Brief-cases
Brief-cases with outer surface of plastic or textile
HSN 4202 12 60 (Brief-cases) is subject to the ITC (HS) import policy administered by the Directorate General of Foreign Trade (DGFT). Import is generally free for this tariff line, with one absolute prohibition: brief-cases incorporating seal skin in any form are Prohibited under the ITC (HS) policy.

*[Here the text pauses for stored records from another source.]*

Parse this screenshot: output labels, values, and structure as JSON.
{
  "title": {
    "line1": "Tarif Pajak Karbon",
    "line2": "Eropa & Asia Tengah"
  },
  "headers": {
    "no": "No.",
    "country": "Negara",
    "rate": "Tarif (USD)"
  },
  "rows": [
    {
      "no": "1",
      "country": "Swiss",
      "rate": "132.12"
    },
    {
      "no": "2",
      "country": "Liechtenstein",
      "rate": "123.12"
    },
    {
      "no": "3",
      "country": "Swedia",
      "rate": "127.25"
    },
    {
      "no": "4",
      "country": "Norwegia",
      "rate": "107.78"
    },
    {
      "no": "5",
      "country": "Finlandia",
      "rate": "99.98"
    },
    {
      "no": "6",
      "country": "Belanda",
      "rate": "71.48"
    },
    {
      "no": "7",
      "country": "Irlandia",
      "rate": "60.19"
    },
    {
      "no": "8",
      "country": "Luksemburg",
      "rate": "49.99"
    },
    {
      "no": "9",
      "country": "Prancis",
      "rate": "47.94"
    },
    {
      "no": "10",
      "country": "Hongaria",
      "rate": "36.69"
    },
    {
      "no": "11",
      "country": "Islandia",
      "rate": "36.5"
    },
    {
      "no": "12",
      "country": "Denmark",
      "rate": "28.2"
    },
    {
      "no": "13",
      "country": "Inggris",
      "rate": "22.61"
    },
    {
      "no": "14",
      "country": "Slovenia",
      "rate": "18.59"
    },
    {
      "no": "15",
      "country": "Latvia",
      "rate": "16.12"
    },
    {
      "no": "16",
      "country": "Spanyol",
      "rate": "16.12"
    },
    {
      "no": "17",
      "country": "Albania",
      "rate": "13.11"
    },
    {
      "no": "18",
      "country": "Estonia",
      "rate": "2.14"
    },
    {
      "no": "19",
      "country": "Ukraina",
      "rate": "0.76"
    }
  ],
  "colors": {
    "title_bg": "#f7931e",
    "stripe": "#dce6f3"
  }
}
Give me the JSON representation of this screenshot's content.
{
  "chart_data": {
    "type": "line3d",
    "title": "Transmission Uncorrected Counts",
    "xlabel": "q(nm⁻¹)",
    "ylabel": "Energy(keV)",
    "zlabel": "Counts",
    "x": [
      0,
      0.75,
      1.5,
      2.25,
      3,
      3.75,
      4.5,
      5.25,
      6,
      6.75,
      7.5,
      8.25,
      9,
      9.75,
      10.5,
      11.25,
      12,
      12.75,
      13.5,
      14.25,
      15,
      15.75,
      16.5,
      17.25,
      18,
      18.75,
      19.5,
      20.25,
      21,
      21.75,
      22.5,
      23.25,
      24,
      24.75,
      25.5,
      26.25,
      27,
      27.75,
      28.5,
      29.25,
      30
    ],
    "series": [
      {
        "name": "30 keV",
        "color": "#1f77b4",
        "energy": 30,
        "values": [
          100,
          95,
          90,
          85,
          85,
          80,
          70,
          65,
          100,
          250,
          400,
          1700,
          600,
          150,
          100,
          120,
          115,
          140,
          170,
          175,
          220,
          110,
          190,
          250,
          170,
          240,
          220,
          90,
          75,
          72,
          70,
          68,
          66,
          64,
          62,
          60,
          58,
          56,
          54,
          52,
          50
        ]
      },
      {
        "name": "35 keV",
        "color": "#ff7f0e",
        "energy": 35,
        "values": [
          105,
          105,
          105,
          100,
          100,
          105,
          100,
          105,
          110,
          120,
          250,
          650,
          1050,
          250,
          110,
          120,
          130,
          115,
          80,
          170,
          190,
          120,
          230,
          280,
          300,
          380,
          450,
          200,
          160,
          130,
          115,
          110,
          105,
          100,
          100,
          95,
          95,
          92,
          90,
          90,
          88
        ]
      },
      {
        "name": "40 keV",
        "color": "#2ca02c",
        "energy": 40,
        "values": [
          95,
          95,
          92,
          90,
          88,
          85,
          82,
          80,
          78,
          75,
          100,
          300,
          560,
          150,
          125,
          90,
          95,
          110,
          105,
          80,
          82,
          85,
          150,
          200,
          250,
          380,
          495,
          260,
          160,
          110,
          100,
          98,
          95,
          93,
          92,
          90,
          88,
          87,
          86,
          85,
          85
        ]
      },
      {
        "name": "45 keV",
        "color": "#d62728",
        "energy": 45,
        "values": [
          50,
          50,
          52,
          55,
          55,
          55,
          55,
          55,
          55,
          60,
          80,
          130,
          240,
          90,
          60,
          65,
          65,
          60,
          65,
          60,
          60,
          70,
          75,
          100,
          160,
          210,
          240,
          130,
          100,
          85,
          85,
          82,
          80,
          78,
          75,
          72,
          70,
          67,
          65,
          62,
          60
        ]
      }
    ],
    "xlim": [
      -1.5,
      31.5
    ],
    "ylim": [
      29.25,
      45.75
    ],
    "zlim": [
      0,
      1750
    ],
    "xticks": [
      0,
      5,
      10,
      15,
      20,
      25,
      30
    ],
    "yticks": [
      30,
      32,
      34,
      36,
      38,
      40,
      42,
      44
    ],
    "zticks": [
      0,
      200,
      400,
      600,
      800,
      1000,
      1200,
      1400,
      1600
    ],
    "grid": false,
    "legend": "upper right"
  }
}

- Import declaration from DGFT
- Material composition certificate from exporter
- 1Verify that no component of the brief-case — outer surface, lining, trim, or accessory — is derived from seal skin. Import of seal skin in any form is Prohibited under the ITC (HS) policy; a consignment containing any seal-skin element is liable to confiscation and cannot be re-exported without Customs authorisation.ITC (HS) import policy, Chapter 42 — Prohibited goods: seal skin in any form
- 2At the bill of entry, declare the outer-surface material (plastic sheeting or textile) and confirm the tariff classification under CTI 4202 12 60. Where the outer surface material is a composite or coated textile, a material-composition certificate from the exporter supports the classification and the seal-skin absence declaration.ITC (HS) Schedule I, Chapter 42 import policy
The single most consequential compliance error on this tariff line is inadequate upstream supplier due diligence on material sourcing. A brief-case marketed as 'faux fur' or 'exotic leather' may contain seal-skin trim that triggers the Prohibited-import bar at the bill of entry; once a consignment is flagged, the absence of a supplier-issued material-composition certificate makes the prohibition almost impossible to rebut, and the consignment is subject to confiscation rather than re-export.